Reserve Bank of Australia (RBA) assistant governor (economic) Luci Ellis appeared before the House of Representatives standing committee on tax and revenue on Monday (15 November), for its ongoing inquiry into housing affordability.
Reflecting on the serviceability of mortgages, the economist told the parliamentary committee that she had observed the majority of borrowers paying off more of their home loans than required by their contracts, particularly during COVID.
“Now, people have been socking away money in offset accounts and redraw accounts during this period. And particularly where, you had lockdowns, some people were not spending as much as they ordinarily would,” Dr Ellis explained.
She had made the comments as economists have speculated a cash rate movement, from the current historic low of 0.1 per cent, is due sooner than the RBA’s previous forecast of 2024. Some have tipped an increase is on the cards as soon as November next year.
The Reserve Bank itself has acknowledged that inflation has picked up faster than it expected, which could eventually result in the cash rate rising in 2023.
Recent survey data from the Finance Brokers Association of Australia (FBAA) has found three-quarters of borrowers and renters believe that rising interest rates would place pressure on their financial position.
Around 56 per cent of the survey participants had said that if rates were to increase, they would need to consider refinancing their mortgages.
But Dr Ellis believes differently.
“One important context here is, if and when rates do eventually rise, a lot of people will not actually need to raise their actual repayment, because they’re already paying more than they need to, according to their loan contract,” she told the parliamentary committee.
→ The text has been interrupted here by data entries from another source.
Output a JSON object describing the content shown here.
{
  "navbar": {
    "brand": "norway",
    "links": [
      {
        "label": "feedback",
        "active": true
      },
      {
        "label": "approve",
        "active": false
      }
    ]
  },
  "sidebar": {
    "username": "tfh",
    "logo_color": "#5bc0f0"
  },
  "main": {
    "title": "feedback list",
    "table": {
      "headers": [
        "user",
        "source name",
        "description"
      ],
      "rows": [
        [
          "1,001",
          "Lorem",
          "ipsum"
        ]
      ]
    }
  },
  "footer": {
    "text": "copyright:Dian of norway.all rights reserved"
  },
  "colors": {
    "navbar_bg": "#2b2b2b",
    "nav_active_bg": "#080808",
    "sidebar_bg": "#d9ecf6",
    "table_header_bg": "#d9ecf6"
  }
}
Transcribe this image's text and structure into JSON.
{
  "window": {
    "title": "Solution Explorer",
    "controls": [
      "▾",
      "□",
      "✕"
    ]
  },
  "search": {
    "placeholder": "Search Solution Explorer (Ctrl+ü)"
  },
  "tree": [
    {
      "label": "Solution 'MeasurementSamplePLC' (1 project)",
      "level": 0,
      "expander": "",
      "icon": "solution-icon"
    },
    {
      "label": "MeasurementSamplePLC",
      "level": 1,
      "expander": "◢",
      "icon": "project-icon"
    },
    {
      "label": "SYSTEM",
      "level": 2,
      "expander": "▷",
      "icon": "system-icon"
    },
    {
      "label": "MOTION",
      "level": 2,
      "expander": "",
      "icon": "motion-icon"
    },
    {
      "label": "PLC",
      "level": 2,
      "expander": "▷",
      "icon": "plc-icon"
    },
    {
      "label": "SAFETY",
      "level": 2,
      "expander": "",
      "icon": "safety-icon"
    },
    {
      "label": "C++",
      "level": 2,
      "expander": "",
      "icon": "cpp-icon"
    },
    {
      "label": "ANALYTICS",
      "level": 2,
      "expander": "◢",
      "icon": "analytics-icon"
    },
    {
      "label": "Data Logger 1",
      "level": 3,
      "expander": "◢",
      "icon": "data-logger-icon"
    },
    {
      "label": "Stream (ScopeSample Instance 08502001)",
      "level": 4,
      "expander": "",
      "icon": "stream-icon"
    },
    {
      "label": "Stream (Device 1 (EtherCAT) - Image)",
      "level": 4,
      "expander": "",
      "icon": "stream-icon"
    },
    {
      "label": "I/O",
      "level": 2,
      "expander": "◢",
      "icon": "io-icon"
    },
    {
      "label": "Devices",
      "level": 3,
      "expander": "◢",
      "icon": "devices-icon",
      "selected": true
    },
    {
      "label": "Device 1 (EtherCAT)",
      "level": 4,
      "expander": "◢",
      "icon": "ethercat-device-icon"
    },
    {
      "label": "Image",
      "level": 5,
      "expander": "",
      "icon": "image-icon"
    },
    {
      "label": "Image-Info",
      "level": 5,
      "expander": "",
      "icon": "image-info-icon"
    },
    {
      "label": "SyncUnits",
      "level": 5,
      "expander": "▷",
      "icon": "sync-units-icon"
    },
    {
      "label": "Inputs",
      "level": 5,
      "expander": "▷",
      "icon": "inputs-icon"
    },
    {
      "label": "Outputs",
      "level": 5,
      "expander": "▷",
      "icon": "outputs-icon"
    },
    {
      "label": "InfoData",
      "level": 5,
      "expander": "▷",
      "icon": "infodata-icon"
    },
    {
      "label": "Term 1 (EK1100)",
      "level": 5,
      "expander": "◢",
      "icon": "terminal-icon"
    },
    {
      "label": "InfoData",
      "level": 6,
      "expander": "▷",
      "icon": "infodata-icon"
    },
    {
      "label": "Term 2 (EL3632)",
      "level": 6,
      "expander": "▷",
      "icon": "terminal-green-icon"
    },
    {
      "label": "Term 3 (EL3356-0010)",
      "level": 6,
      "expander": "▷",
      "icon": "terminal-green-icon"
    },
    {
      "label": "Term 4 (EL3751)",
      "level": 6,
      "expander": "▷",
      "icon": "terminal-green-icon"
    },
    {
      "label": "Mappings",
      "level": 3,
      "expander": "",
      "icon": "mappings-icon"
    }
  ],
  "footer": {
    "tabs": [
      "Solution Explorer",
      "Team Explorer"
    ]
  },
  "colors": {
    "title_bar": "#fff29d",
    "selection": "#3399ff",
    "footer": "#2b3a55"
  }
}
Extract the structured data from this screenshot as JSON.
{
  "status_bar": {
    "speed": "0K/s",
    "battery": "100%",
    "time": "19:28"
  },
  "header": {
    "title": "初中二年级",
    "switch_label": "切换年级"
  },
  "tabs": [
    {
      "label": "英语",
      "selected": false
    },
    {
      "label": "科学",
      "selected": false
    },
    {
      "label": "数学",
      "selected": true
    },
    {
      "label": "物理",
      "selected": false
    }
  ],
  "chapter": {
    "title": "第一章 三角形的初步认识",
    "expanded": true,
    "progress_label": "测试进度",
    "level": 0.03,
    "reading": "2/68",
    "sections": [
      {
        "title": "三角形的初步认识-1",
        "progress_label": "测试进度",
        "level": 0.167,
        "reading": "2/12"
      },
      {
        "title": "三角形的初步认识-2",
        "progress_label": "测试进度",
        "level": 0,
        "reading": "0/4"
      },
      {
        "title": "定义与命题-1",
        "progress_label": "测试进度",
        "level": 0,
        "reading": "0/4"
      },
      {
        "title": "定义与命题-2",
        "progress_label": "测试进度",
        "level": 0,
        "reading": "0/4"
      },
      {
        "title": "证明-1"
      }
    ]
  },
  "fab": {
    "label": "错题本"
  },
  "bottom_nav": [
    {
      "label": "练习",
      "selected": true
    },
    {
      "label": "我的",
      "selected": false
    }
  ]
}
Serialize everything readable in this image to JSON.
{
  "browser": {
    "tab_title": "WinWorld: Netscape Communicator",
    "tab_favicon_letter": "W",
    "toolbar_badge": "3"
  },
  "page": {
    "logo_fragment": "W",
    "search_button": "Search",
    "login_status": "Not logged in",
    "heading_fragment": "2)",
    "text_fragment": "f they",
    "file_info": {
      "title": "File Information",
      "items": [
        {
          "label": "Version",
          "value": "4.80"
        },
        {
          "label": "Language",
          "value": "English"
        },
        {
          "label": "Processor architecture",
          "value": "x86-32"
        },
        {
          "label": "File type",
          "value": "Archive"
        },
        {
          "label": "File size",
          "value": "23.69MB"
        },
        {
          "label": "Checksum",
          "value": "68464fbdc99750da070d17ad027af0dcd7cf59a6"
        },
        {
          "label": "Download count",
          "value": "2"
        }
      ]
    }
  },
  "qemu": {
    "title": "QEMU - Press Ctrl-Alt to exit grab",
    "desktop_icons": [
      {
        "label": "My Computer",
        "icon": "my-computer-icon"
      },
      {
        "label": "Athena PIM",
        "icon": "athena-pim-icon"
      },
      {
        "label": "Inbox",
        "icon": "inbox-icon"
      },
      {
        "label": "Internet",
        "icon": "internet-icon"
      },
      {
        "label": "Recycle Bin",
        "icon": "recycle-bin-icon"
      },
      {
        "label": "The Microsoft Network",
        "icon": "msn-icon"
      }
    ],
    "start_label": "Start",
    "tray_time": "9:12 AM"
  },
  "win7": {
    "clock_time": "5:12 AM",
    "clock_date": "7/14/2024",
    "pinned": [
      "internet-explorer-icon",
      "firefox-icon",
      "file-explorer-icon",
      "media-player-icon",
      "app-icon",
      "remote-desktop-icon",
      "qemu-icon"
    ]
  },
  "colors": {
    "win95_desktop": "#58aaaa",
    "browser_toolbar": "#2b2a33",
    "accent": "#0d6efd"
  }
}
Last week, the Reserve Bank released research around liquidity, tying a rise in household liquidity in recent decades to rocketing house prices.
While aspiring buyers needed to accumulate greater levels of cash while saving for a deposit, those who already had a mortgage have been incentivised by the threat of future shocks to make higher repayments than needed and to build up a greater cash buffer.
Offset accounts were also found to be a primary driver of raised cash buffers with mortgage debt, at least since the 2010s – with the RBA noting borrowers using the product tended to have larger buffers on average and also experienced a greater rise in buffer over time.
Mortgages with offset accounts currently comprise around 40 per cent of home loans in Australia, while mortgages with redraw facilities make up around 70 per cent.
Dr Ellis called the widespread use of offset and redraw accounts “one of the most desirable features of the Australian institutional framework”.
“Other countries do not have the widespread use of offset and redraw accounts, which are the most tax-effective form of precautionary saving ever invented,” she commented.
Rates are a balancing act
Dr Ellis noted that setting the interest rate at low levels has pushed up housing prices by allowing consumers to service a larger mortgage on the same income, but the alternative wasn’t desirable for the central bank.
“The response I would have is that the alternative was being a high inflation country, much higher inflation than our peers,” she reported.
“And that would involve difficulties attracting capital, it would involve economic instability and there’s swings and roundabouts.”
Dr Ellis also reflected on the burden of a mortgage under different settings.
“If you conceptualise… you buy a home, you live in it, you pay off your mortgage – in a high interest rate world, you end up paying more interest overall, but your income probably rose more quickly and so those repayments declined more quickly, you inflated your debt away more quickly,” she said.
“In a low inflation world, you end up paying less interest overall cumulatively, but the burden of that repayment doesn’t inflate away quite as quickly when you’ve got lower nominal income growth.”